4. The space should honour the ‘little’ stories of the students and the ‘big’ stories of the
disciplines and tradition.
5. The space should support solitude, and surround it with the resources of the community.
6. The space should welcome both silence and speech.

A community of truth
While the first three chapters of the book focus on the individual teacher, Palmer devotes the
second part of the book to learning in a community. Teaching is a public profession that is
practised privately. Surgeons operate in the presence of other doctors, lawyers argue their cases
in public view, so why do teachers seek the security of a closed classroom? Palmer reminds us
that: If we want to grow in our practice, we have two places to go: to the inner ground from
which teaching comes and to the community of fellow teachers from whom we can learn more
about ourselves and our craft.What, then, is the nature of a community that can support the
individual teacher’s quest to discover an integral way to teach? Is it not to draw on both the
sources?
Palmer writes of a ‘community of truth’ whose hallmark is that it claims that: reality is a web of
communal relationships, and we can know reality only by being in community with it. He further
states that: we know reality only by being in community with it ourselves. How can one human
being know something about another... without leaving the mark of the knowing self on the thing
known? (This feature) of relational knowing turns our capacity for connectedness into a
strength. As knowers, we no longer need to regret our yearning to connect meaningfully with the
other – nor do we need to ‘overcome’ this ‘liability’ by disconnecting ourselves from the world.
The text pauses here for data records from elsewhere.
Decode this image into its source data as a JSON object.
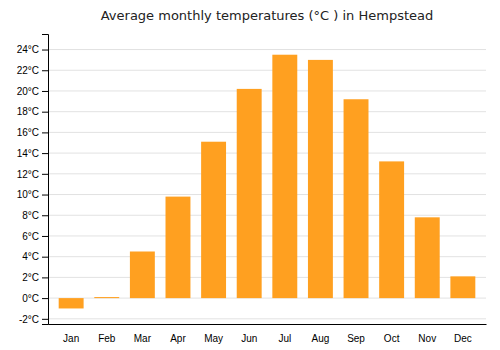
{
  "chart_data": {
    "type": "bar",
    "title": "Average monthly temperatures (°C ) in Hempstead",
    "categories": [
      "Jan",
      "Feb",
      "Mar",
      "Apr",
      "May",
      "Jun",
      "Jul",
      "Aug",
      "Sep",
      "Oct",
      "Nov",
      "Dec"
    ],
    "values": [
      -1.0,
      0.1,
      4.5,
      9.8,
      15.1,
      20.2,
      23.5,
      23.0,
      19.2,
      13.2,
      7.8,
      2.1
    ],
    "color": "#FFA020",
    "ylim": [
      -2.5,
      25.5
    ],
    "yticks": [
      {
        "value": -2,
        "label": "-2°C"
      },
      {
        "value": 0,
        "label": "0°C"
      },
      {
        "value": 2,
        "label": "2°C"
      },
      {
        "value": 4,
        "label": "4°C"
      },
      {
        "value": 6,
        "label": "6°C"
      },
      {
        "value": 8,
        "label": "8°C"
      },
      {
        "value": 10,
        "label": "10°C"
      },
      {
        "value": 12,
        "label": "12°C"
      },
      {
        "value": 14,
        "label": "14°C"
      },
      {
        "value": 16,
        "label": "16°C"
      },
      {
        "value": 18,
        "label": "18°C"
      },
      {
        "value": 20,
        "label": "20°C"
      },
      {
        "value": 22,
        "label": "22°C"
      },
      {
        "value": 24,
        "label": "24°C"
      }
    ],
    "grid": true
  }
}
...If we were here merely as observers and not as participants in the world, we would have no
capacity to know.
Palmer describes how a community of truth would invite diversity (diverse viewpoints are
demanded by the manifold mysteries of great things); ambiguity (we understand the inadequacy
of our concepts to embrace the vastness of great things); creative conflict (conflict is required to
correct our biases and prejudices about great things); honesty (to lie about what we have seen
would be to betray the truth of great things); humility (humility is the only lens through which
great things can be seen – and once we have seen them, humility is the only posture possible);
and freedom (tyranny in any form can be overcome only by invoking the grace of great things).
By ‘great things’, Palmer means: the subjects around which the circle of seekers has always
gathered – not the disciplines that study these subjects, not the texts that talk about them, not the
theories that explain them, but the things themselves. He means the genes and ecosystems of
biology, the shapes and colours of music and art, the patterns of history, the materials of
engineering, the symbols of philosophy, the rigour of mathematics, the nuances of human
relationships and the mystery of how things have come to be. Is it possible to gather around the
greatness of things in a community of learning and not reduce their greatness in our attempt to
commune?
Palmer’s language is simple, lucid and accessible. The book is written at various levels. It
provides guidelines for good teaching. It takes the reader on an exploration of his/her own inner
landscape. It speaks of the need for an educational reform that begins with the individual teacher,
who becomes part of a community of truth that evolves into a movement that can challenge and
change the educational thinking at large. This, in turn, informs the practice of the individual
teacher. While the examples quoted in the book are American, it is easy to draw parallels to
one’s local reality. I have read this book on various occasions over the past three years, since I
first decided to teach, and have found it revealing each time. Perhaps that is the nature of great
things – they reveal more of you each time you encounter them.